The Government has remained firm on the need for a prudent budget. We hope that the temptation to soften the electorate ahead of the general election does not take priority in the coming days. A “giveaway” budget would tarnish the reputation of a government that has played a large part in helping return the country to financial stability.

However, Enda Kenny and his team have had luck on their side. As an export-focused economy fuelled mainly by imported energy, exchange rates and oil price play an important role in shaping the economic landscape. The recent devaluation of the euro against both sterling and the US dollar combined with the collapse in the price of crude oil has driven economic growth over the last 12 to 18 months. At the same time, the decline in the cost of borrowing has further eased pressure on the public finances.

In such an environment, it is easy to start believing in the hype surrounding headline growth figures, and perhaps more importantly, growth predictions for the future. However, like farmers, the Government needs to learn to cope with the challenges of volatility. As Eoin Lowry highlights here, the reality is that oil price, exchange rates and interest rates can quickly change. With national debt running at 100% of GDP, a 1% increase in the cost of borrowing would wipe 1% off economic growth figures.

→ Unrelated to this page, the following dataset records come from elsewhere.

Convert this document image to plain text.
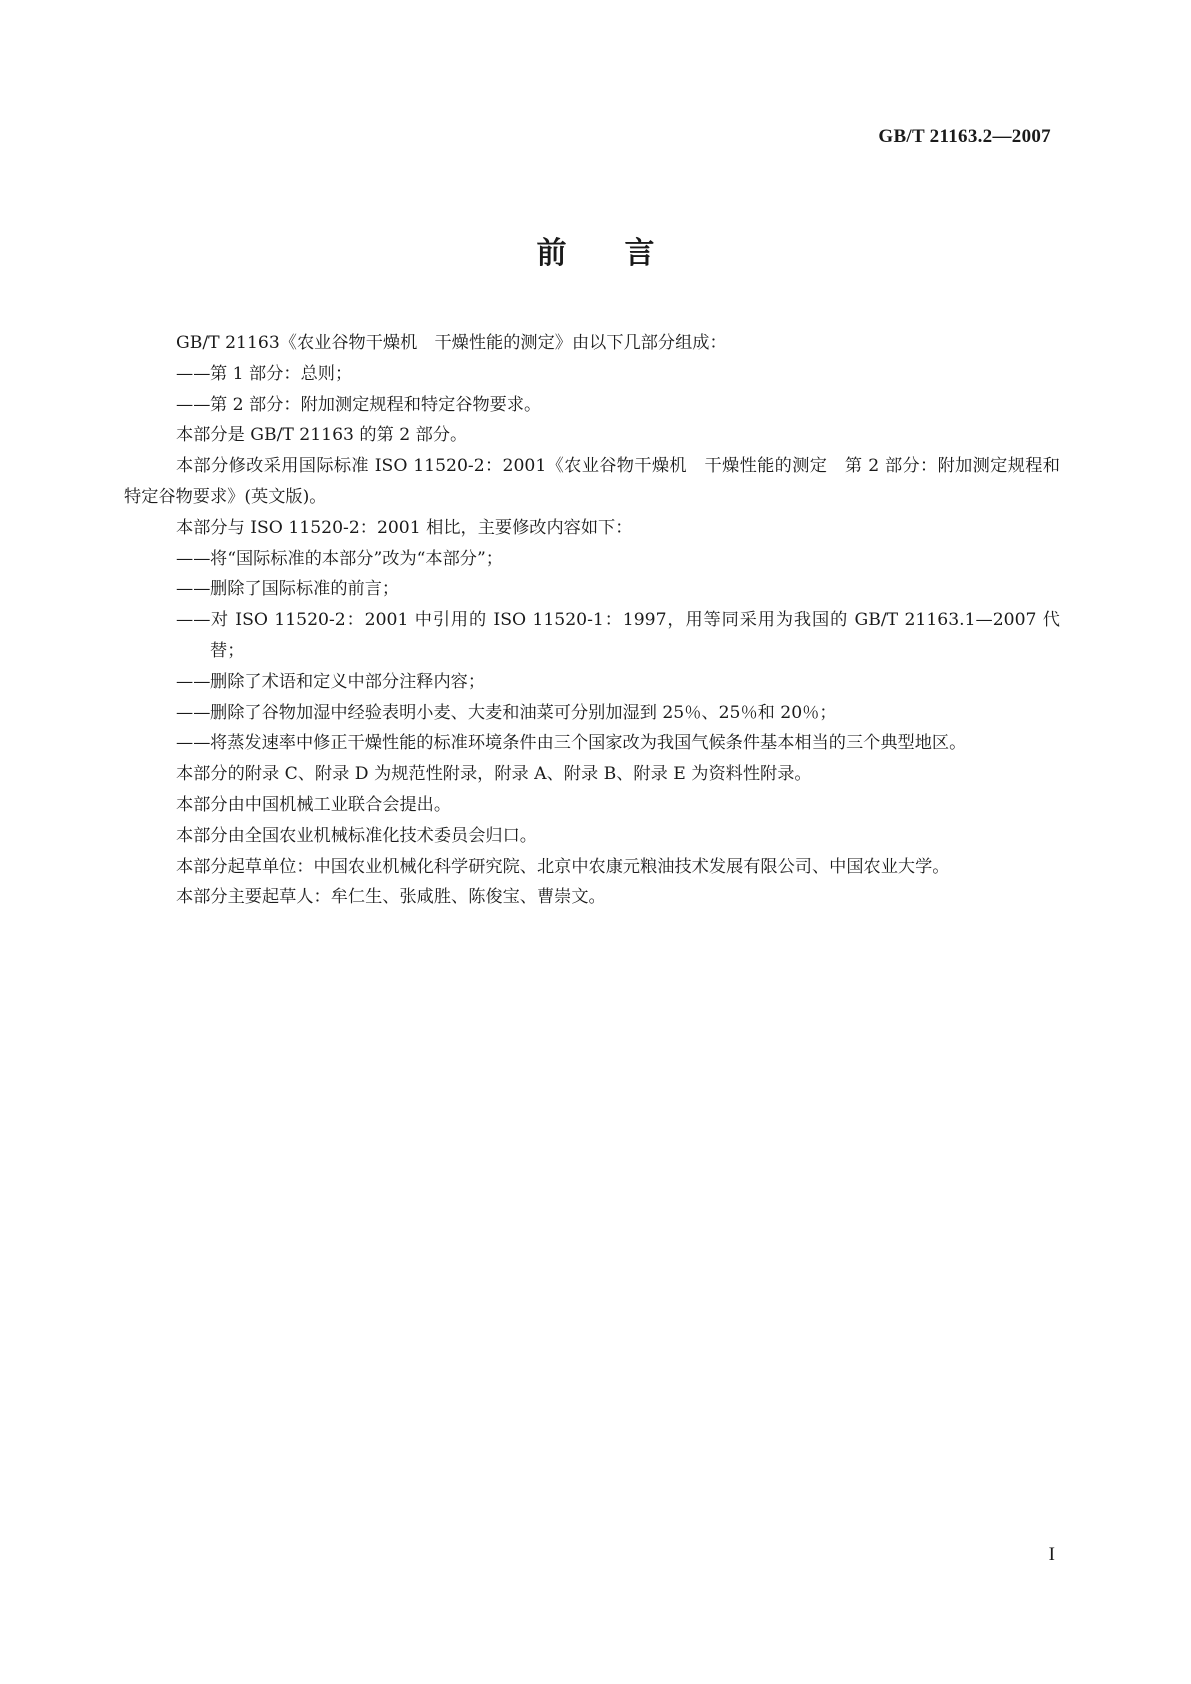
GB/T 21163.2—2007
前言

GB/T 21163《农业谷物干燥机　干燥性能的测定》由以下几部分组成：

——第 1 部分：总则；

——第 2 部分：附加测定规程和特定谷物要求。

本部分是 GB/T 21163 的第 2 部分。

本部分修改采用国际标准 ISO 11520-2：2001《农业谷物干燥机　干燥性能的测定　第 2 部分：附加测定规程和特定谷物要求》(英文版)。

本部分与 ISO 11520-2：2001 相比，主要修改内容如下：

——将“国际标准的本部分”改为“本部分”；

——删除了国际标准的前言；

——对 ISO 11520-2：2001 中引用的 ISO 11520-1：1997，用等同采用为我国的 GB/T 21163.1—2007 代替；

——删除了术语和定义中部分注释内容；

——删除了谷物加湿中经验表明小麦、大麦和油菜可分别加湿到 25％、25％和 20％；

——将蒸发速率中修正干燥性能的标准环境条件由三个国家改为我国气候条件基本相当的三个典型地区。

本部分的附录 C、附录 D 为规范性附录，附录 A、附录 B、附录 E 为资料性附录。

本部分由中国机械工业联合会提出。

本部分由全国农业机械标准化技术委员会归口。

本部分起草单位：中国农业机械化科学研究院、北京中农康元粮油技术发展有限公司、中国农业大学。

本部分主要起草人：牟仁生、张咸胜、陈俊宝、曹崇文。

I
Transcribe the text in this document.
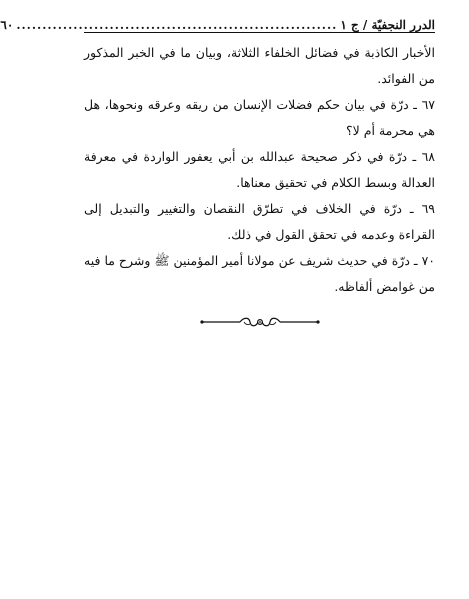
الدرر النجفيّة / ج ١
..............................................................
٦٠

الأخبار الكاذبة في فضائل الخلفاء الثلاثة، وبيان ما في الخبر المذكور من الفوائد.

٦٧ ـ درّة في بيان حكم فضلات الإنسان من ريقه وعرقه ونحوها، هل هي محرمة أم لا؟

٦٨ ـ درّة في ذكر صحيحة عبدالله بن أبي يعفور الواردة في معرفة العدالة وبسط الكلام في تحقيق معناها.

٦٩ ـ درّة في الخلاف في تطرّق النقصان والتغيير والتبديل إلى القراءة وعدمه في تحقق القول في ذلك.

٧٠ ـ درّة في حديث شريف عن مولانا أمير المؤمنين ﷺ وشرح ما فيه من غوامض ألفاظه.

So what do we expect from the Government? To invest in parts of the economy that will deliver a return and then use surplus funds to pay down debt.

Irish agriculture, and by association rural Ireland, has a strong case to make for targeted investment in next week’s budget. It has a proven track record of delivery and, as identified by Government, has the capacity to grow exports by 85% to €19bn, creating an additional 23,000 jobs.

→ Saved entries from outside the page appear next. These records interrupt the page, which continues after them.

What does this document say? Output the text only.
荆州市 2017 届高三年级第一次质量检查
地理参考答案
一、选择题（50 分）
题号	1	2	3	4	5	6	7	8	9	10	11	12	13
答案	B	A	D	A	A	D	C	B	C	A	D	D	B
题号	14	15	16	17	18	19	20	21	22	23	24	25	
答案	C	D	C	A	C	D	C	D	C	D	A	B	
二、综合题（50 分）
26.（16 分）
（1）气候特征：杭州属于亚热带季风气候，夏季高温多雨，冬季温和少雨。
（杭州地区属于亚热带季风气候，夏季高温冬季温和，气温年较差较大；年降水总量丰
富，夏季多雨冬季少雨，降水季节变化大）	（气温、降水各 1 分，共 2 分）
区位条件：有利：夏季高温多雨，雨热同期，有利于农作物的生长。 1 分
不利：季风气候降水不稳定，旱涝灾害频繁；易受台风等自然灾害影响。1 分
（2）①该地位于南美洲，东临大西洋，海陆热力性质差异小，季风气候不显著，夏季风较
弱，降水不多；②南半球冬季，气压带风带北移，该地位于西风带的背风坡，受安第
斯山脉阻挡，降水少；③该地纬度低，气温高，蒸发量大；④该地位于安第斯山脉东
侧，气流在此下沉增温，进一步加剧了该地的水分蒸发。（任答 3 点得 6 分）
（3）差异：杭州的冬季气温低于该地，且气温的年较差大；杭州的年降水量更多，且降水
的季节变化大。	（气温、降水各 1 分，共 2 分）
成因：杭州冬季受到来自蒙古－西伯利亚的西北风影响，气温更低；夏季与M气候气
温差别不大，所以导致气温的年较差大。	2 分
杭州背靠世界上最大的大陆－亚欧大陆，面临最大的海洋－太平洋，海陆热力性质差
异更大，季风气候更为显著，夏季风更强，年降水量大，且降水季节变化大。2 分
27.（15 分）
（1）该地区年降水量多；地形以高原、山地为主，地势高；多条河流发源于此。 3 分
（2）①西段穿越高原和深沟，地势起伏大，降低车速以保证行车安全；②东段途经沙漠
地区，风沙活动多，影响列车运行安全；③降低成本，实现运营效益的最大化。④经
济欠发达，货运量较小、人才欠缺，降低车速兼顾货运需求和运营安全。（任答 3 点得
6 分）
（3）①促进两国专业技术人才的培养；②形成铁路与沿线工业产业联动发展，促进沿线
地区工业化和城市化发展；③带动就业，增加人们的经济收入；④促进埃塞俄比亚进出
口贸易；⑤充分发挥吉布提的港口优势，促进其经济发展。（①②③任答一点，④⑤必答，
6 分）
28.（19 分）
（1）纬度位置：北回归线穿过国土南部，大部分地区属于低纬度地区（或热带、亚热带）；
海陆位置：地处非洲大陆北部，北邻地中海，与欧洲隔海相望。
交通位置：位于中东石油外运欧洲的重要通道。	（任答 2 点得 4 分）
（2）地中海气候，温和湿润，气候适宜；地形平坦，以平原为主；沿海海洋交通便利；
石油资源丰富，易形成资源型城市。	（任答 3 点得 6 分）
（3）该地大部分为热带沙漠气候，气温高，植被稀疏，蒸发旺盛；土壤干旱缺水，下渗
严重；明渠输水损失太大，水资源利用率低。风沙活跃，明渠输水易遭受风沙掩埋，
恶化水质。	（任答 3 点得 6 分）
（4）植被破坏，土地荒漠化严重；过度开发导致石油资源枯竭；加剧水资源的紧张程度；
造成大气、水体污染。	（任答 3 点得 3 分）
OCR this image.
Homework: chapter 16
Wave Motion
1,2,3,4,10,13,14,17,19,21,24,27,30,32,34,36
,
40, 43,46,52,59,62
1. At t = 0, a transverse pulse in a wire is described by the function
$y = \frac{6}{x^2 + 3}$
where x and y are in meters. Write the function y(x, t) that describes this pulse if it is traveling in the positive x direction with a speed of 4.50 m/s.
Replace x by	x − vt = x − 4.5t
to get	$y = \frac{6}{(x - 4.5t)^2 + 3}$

This growth should only come if it delivers the primary producer a sustainable profit margin. Government has a role to play here in delivering a tax regime that accommodates the income volatility challenges so evident this year.

The Government’s commitment to the growth plan will be measured primarily through the level of support and commitment to the Rural Development Programme (RDP). In 2013, Taoiseach Enda Kenny and Minister for Agriculture Simon Coveney committed to delivering a RDP programme of €580m per annum through 46% co-financing of EU funds. Nearly three years on and farmers still await the full benefit.

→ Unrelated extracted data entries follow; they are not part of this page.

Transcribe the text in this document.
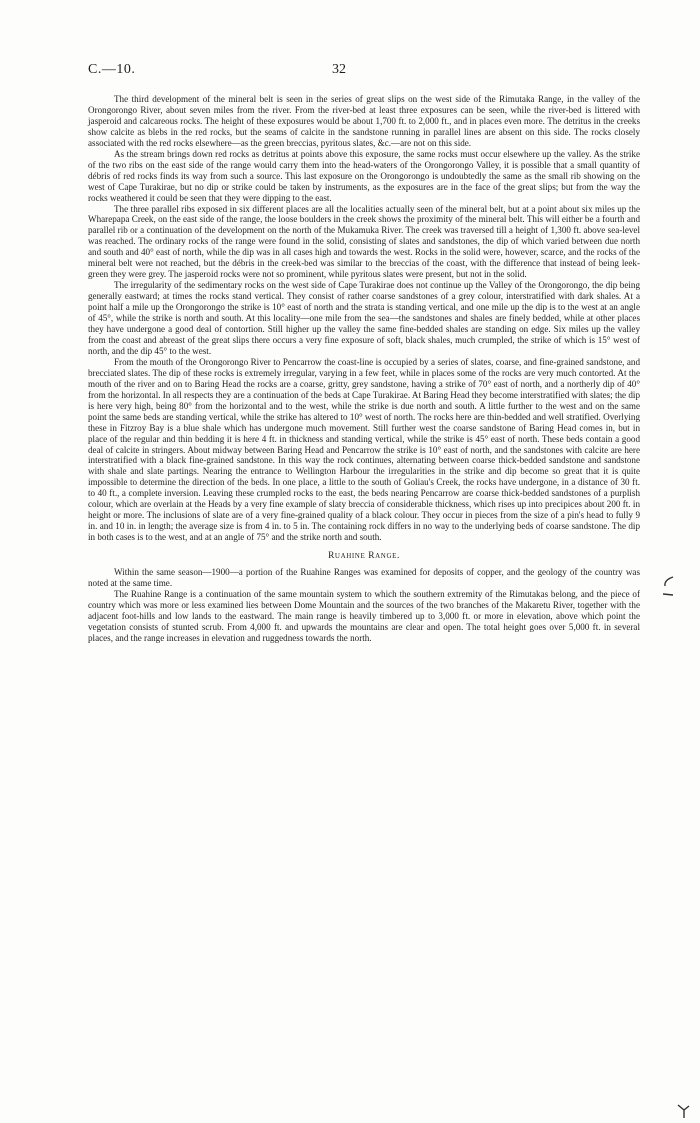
C.—10.	32

The third development of the mineral belt is seen in the series of great slips on the west side of the Rimutaka Range, in the valley of the Orongorongo River, about seven miles from the river. From the river-bed at least three exposures can be seen, while the river-bed is littered with jasperoid and calcareous rocks. The height of these exposures would be about 1,700 ft. to 2,000 ft., and in places even more. The detritus in the creeks show calcite as blebs in the red rocks, but the seams of calcite in the sandstone running in parallel lines are absent on this side. The rocks closely associated with the red rocks elsewhere—as the green breccias, pyritous slates, &c.—are not on this side.

As the stream brings down red rocks as detritus at points above this exposure, the same rocks must occur elsewhere up the valley. As the strike of the two ribs on the east side of the range would carry them into the head-waters of the Orongorongo Valley, it is possible that a small quantity of débris of red rocks finds its way from such a source. This last exposure on the Orongorongo is undoubtedly the same as the small rib showing on the west of Cape Turakirae, but no dip or strike could be taken by instruments, as the exposures are in the face of the great slips; but from the way the rocks weathered it could be seen that they were dipping to the east.

The three parallel ribs exposed in six different places are all the localities actually seen of the mineral belt, but at a point about six miles up the Wharepapa Creek, on the east side of the range, the loose boulders in the creek shows the proximity of the mineral belt. This will either be a fourth and parallel rib or a continuation of the development on the north of the Mukamuka River. The creek was traversed till a height of 1,300 ft. above sea-level was reached. The ordinary rocks of the range were found in the solid, consisting of slates and sandstones, the dip of which varied between due north and south and 40° east of north, while the dip was in all cases high and towards the west. Rocks in the solid were, however, scarce, and the rocks of the mineral belt were not reached, but the débris in the creek-bed was similar to the breccias of the coast, with the difference that instead of being leek-green they were grey. The jasperoid rocks were not so prominent, while pyritous slates were present, but not in the solid.

The irregularity of the sedimentary rocks on the west side of Cape Turakirae does not continue up the Valley of the Orongorongo, the dip being generally eastward; at times the rocks stand vertical. They consist of rather coarse sandstones of a grey colour, interstratified with dark shales. At a point half a mile up the Orongorongo the strike is 10° east of north and the strata is standing vertical, and one mile up the dip is to the west at an angle of 45°, while the strike is north and south. At this locality—one mile from the sea—the sandstones and shales are finely bedded, while at other places they have undergone a good deal of contortion. Still higher up the valley the same fine-bedded shales are standing on edge. Six miles up the valley from the coast and abreast of the great slips there occurs a very fine exposure of soft, black shales, much crumpled, the strike of which is 15° west of north, and the dip 45° to the west.

From the mouth of the Orongorongo River to Pencarrow the coast-line is occupied by a series of slates, coarse, and fine-grained sandstone, and brecciated slates. The dip of these rocks is extremely irregular, varying in a few feet, while in places some of the rocks are very much contorted. At the mouth of the river and on to Baring Head the rocks are a coarse, gritty, grey sandstone, having a strike of 70° east of north, and a northerly dip of 40° from the horizontal. In all respects they are a continuation of the beds at Cape Turakirae. At Baring Head they become interstratified with slates; the dip is here very high, being 80° from the horizontal and to the west, while the strike is due north and south. A little further to the west and on the same point the same beds are standing vertical, while the strike has altered to 10° west of north. The rocks here are thin-bedded and well stratified. Overlying these in Fitzroy Bay is a blue shale which has undergone much movement. Still further west the coarse sandstone of Baring Head comes in, but in place of the regular and thin bedding it is here 4 ft. in thickness and standing vertical, while the strike is 45° east of north. These beds contain a good deal of calcite in stringers. About midway between Baring Head and Pencarrow the strike is 10° east of north, and the sandstones with calcite are here interstratified with a black fine-grained sandstone. In this way the rock continues, alternating between coarse thick-bedded sandstone and sandstone with shale and slate partings. Nearing the entrance to Wellington Harbour the irregularities in the strike and dip become so great that it is quite impossible to determine the direction of the beds. In one place, a little to the south of Goliau's Creek, the rocks have undergone, in a distance of 30 ft. to 40 ft., a complete inversion. Leaving these crumpled rocks to the east, the beds nearing Pencarrow are coarse thick-bedded sandstones of a purplish colour, which are overlain at the Heads by a very fine example of slaty breccia of considerable thickness, which rises up into precipices about 200 ft. in height or more. The inclusions of slate are of a very fine-grained quality of a black colour. They occur in pieces from the size of a pin's head to fully 9 in. and 10 in. in length; the average size is from 4 in. to 5 in. The containing rock differs in no way to the underlying beds of coarse sandstone. The dip in both cases is to the west, and at an angle of 75° and the strike north and south.

Ruahine Range.

Within the same season—1900—a portion of the Ruahine Ranges was examined for deposits of copper, and the geology of the country was noted at the same time.

The Ruahine Range is a continuation of the same mountain system to which the southern extremity of the Rimutakas belong, and the piece of country which was more or less examined lies between Dome Mountain and the sources of the two branches of the Makaretu River, together with the adjacent foot-hills and low lands to the eastward. The main range is heavily timbered up to 3,000 ft. or more in elevation, above which point the vegetation consists of stunted scrub. From 4,000 ft. and upwards the mountains are clear and open. The total height goes over 5,000 ft. in several places, and the range increases in elevation and ruggedness towards the north.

The critical agri-environment schemes remain a ghost of the past in relation to the flow of money on to farms. At its peak, REPS was delivering €336m per annum to farmers. This year, farmers will receive just €155m through agri-environment schemes. While delays in securing approval for schemes at EU level have been a factor, Government will have no excuses for not significantly increasing support for key schemes in 2016. Farmers will be expecting a commitment to increase funding for agri-environment schemes up to €250m.

Here we detail the various budget demands from the IFA and other farm organisations. The IFA submission identifies the challenge of preventing inter-family transfer of land. Creating a phased transfer model needs serious consideration. Addressing the anomalies identified in the income tax system is an obvious step for a pro-jobs government.

Interestingly, farmers in Northern Ireland can avail of a tax exemption on 4x4s used on public roads. The vehicles are not only exempt from the NCT but are also allowed to be run on agricultural diesel. While conditions apply, a similar exemption would help alleviate some of the costs associated with land fragmentation.